Num regime semipresidencialista como é o nosso, cada inquilino de Belém escolhe o seu caminho próprio de afirmação pessoal e política, conforme a leitura e a interpretação que faz dos seus poderes constitucionais e dos limites ao seu exercício.
Ramalho Eanes foi um estabilizador institucional, formal e corajoso, e, apesar de militar influente no 25 de Abril, cumpriu a promessa de civilizar o poder, e de “meter a tropa em quarteis”, até convencer-se – ou convencerem-no – de que poderia condicionar o xadrez partidário. Lançou, então, o PRD, partido que cresceu depressa e se evaporou não menos depressa, um desastre a que podia ter-se poupado. Mesmo assim, ficou uma referência.
Mário Soares, depois de derrotar Freitas do Amaral numa reviravolta eleitoral histórica nas presidenciais de 1986, inventou, a certa altura, as “presidências abertas”, eufemismo que serviu para combater politicamente o então primeiro ministro Cavaco Silva, cujo êxito na liderança do governo o incomodava.
Conseguiu desgastá-lo sem, contudo, o “levar ao tapete”. Regeu a Presidência com o talento de simplificar coisas difíceis, arte que não é para todos, num estilo amiúde bonacheirão, com um toque, por vezes, de aristocrática displicência.

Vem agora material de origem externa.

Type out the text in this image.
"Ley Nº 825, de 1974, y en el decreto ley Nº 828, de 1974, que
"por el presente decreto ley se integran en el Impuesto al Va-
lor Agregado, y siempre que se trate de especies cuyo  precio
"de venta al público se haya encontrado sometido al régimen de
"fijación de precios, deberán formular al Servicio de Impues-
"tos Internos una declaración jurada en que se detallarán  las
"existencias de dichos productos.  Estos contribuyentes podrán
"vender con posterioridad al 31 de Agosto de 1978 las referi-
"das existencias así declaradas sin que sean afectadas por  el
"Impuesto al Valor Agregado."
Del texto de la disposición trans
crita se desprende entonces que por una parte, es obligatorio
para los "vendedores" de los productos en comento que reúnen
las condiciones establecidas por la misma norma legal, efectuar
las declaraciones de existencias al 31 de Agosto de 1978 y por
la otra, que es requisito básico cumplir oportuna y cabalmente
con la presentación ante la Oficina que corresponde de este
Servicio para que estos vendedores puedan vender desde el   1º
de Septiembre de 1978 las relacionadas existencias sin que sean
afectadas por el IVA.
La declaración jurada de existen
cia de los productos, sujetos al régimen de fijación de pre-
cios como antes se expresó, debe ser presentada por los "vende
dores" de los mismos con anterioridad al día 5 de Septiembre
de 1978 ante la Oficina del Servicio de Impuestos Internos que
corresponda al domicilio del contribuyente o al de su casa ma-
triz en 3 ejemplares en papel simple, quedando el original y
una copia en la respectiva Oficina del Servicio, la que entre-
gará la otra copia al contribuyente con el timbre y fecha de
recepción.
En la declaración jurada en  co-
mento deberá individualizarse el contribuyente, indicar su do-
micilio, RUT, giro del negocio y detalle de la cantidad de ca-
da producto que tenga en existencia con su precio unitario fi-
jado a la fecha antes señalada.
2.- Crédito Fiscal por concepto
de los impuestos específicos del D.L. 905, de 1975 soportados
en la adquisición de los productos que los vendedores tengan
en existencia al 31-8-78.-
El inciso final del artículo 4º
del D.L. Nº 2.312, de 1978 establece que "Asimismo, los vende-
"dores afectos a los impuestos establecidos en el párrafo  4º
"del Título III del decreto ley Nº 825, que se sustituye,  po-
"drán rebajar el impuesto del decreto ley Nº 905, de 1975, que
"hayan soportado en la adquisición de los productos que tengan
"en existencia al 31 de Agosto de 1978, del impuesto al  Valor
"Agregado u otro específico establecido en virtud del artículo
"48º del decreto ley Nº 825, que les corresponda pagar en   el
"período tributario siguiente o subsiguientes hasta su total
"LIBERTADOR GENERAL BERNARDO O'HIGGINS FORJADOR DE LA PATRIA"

Jorge Sampaio quis neutralizar uma maioria política à direita, que a saída de Durão Barroso para Bruxelas facilitou, seguida da “promoção” a primeiro ministro de um impreparado Pedro Santana Lopes.
Santana foi desastrado à frente do governo, e Sampaio ganhou espaço, sem grande esforço, para abrir caminho à desgraça de José Sócrates, ainda hoje a sonhar com Belém, se as prescrições judiciais o ajudarem.
Em contrapartida, Sampaio não conseguiu remover de Macau o último governador, o general Vasco Rocha Vieira, para lá colocar um amigo jurista que nunca disfarçou tal ambição. E perdeu essa guerra, sem nunca disfarçar o azedume, até no discurso que marcou a transição do território para a China, ignorando o último governador, num gesto que este não merecia.
Já Cavaco Silva, que sucedeu ao ambíguo Jorge Sampaio, pareceu quase sempre um “peixe fora de água”, e habitou Belém longe do fulgor do desempenho, que tivera em S. Bento enquanto primeiro ministro. E acabou por viabilizar a “geringonça”, idealizada por António Costa, a solução impudica encontrada pelo líder do PS para dissimular a derrota eleitoral que o partido sofrera, face a Pedro Passos Coelho. E deu corpo, mesmo que a “contre-coeur”, a uma década perdida com os socialistas no poder.
Finalmente, Marcelo Rebelo de Sousa, trouxe para a Presidência a informalidade que faltou a Cavaco Silva, de feitio rígido e distanciado, mas ficou refém da popularidade de que aprendeu a gostar, como pioneiro do comentário político televisivo, e à qual se afeiçoou rendido, no meio de uma vertigem de “selfies” e de uma incontinência verbal semeada de não poucas gafes.
Presidente-comentador ou Presidente-Rei, epítetos de que não desgosta, Marcelo tem-se desdobrado, ao longo de dois mandatos, cultivando a palavra fácil, em intervenções quase diárias, em qualquer sítio onde apareça um microfone ou uma câmara de televisão.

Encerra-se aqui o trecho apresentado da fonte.